At The Registry of Aruba, we are scaling back our own plastic use, one bottle at a time. But we wanted to zoom out on the overall issue of plastic waste and consumption. How much plastic is out there? Where does it go? And what does the future hold for plastics?

 

Plastic products include everything from grocery store packaging and bags, home decor, bottles and food containers, to polyester clothing and upholstery material, pieces of cars and planes, toys and tchotchkes – almost anything you can imagine. An estimated 4% to 12% of oil and gas production is used for producing plastics worldwide. 

 

And plastics don’t break down easily. While a single-use plastic bag can take 20 years to disintegrate, the more durable plastic found in water bottles and single-use coffee pods can take up to 500 years to decompose. Even worse: nearly 14 million tons of plastic is leaked into the ocean annually, where decomposing plastic becomes microfibers ingested by sea creatures that toxify underwater ecosystems and edible seafood. By some estimates, there will be more plastic than fish in the ocean by 2050

 

But many of us around the world tip our bottles and bags into blue recycling bins. Doesn’t that help? Well, relatively little: only about 5% of used plastic ever becomes something new, due to limitations in recycling technology. Conventional recycling facilities can only break down clear plastics and materials that have not been contaminated or begun decomposition. And in many cases, the costs of cleaning and preparation for recycling are greater than that of new production, disincentivizing recycling at all. In addition, fabrics like polyester are notoriously hard to recycle, resulting in fast fashion plastics in landfills.

 

Loop Industries, a Canadian chemical recycling plant founded in 2014, is changing things. By inventing a low-heat, low-energy proprietary chemical formula, they can break down plastics from any source – colored or clear bottles and containers, bags, upholstery, even tchotchkes – into virgin, food-grade PET plastic. They call this an “infinite loop,” because the plastics they recover can be broken down into their raw chemical components and used again and again as virgin material, with no degradation in the material’s quality.

 

The PET plastic created by Loop meets purity standards that allow it to be used in any industry, attracting major companies to commit their waste to Loop and plan orders for products made of Loop’s fully-recycled plastic.

 

“Think of it as a chocolate cake,” says Loop’s representative, Sheila Morin. “What our process does is essentially break the cake down to its base ingredients, chocolate, flour, sugar, even going so far as putting the eggs back into their shell.
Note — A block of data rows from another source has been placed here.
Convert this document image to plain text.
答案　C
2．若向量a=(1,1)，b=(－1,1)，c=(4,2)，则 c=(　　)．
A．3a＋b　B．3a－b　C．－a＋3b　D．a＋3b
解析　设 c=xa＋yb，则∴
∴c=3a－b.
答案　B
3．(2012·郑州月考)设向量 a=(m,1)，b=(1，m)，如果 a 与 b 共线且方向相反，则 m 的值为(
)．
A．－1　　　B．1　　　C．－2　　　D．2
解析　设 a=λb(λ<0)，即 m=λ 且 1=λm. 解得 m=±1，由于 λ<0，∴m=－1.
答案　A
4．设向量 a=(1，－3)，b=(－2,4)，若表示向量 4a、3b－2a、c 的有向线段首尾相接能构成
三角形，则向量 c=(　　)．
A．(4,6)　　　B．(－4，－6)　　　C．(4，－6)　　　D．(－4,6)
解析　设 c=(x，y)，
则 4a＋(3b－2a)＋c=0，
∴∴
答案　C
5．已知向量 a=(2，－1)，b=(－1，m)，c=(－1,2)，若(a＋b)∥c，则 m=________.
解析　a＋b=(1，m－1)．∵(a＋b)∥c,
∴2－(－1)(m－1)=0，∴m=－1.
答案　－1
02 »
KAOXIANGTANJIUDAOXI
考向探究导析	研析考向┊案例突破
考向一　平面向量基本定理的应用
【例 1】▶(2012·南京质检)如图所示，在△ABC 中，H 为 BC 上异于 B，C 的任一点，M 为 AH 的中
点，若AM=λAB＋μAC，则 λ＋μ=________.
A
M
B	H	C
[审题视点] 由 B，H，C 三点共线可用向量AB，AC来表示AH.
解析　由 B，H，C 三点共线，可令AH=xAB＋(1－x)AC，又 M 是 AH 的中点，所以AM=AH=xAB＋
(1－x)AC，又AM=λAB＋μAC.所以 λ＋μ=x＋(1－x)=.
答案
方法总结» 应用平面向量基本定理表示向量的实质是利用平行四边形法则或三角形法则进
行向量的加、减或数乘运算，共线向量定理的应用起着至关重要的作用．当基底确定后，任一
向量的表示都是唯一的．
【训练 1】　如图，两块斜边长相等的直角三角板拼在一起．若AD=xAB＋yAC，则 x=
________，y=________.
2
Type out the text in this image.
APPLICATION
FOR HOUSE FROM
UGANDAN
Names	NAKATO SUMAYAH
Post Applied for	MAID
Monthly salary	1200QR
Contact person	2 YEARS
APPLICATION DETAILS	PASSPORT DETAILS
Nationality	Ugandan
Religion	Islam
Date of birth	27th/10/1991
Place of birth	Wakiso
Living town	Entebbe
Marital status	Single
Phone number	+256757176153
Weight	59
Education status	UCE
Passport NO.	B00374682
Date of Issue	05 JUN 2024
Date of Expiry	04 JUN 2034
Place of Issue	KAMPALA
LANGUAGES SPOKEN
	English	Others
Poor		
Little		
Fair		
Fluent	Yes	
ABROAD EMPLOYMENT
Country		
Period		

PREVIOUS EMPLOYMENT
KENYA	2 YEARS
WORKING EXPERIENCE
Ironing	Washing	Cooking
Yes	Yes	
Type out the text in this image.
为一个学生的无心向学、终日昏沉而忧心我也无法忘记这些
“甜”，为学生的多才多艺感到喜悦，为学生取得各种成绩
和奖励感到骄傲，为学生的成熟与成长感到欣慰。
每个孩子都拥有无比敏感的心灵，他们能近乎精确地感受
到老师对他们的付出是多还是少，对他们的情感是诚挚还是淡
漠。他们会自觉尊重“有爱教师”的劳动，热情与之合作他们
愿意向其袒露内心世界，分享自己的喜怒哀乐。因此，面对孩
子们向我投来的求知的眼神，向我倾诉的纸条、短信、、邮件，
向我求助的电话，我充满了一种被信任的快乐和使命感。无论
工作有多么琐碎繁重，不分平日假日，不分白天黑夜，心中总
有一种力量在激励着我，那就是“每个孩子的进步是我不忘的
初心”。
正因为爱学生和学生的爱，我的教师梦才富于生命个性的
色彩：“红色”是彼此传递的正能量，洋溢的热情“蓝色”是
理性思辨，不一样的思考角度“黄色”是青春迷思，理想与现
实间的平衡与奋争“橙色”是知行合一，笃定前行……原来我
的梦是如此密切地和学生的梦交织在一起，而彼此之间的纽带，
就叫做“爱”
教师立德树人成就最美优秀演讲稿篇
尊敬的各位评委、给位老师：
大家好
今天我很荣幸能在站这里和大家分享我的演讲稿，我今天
From there, we can take all of these pure ingredients to bake a brand-new cake.”

 

Now that they have developed the technology, Loop is rushing to bring recycling facilities online. With a capacity of 1 metric ton of plastic per day, Loop’s research and development facility in Montreal is already in operation. Larger facilities in the US and Europe are expected to open in 2023, and a new partnership in South Korea anticipates completing four recycling facilities in Asia by 2030.

 

How much can closed-loop recycling technologies like Loop Industries decrease overall plastic consumption? Research firm SYSTEMIQ estimates we could reduce our reliance on new plastics by 20%. In an analysis they call Breaking the Plastic Wave, they outlined actions to decrease overall plastic waste by 80%, including investing in more efficient waste collection, substituting compostable materials for single-use plastics, and an overall reduction in our use of plastic products.

 

As we think about more ways to reuse materials and reduce our consumption, we’re excited that recycled plastics are becoming more of a reality than ever before.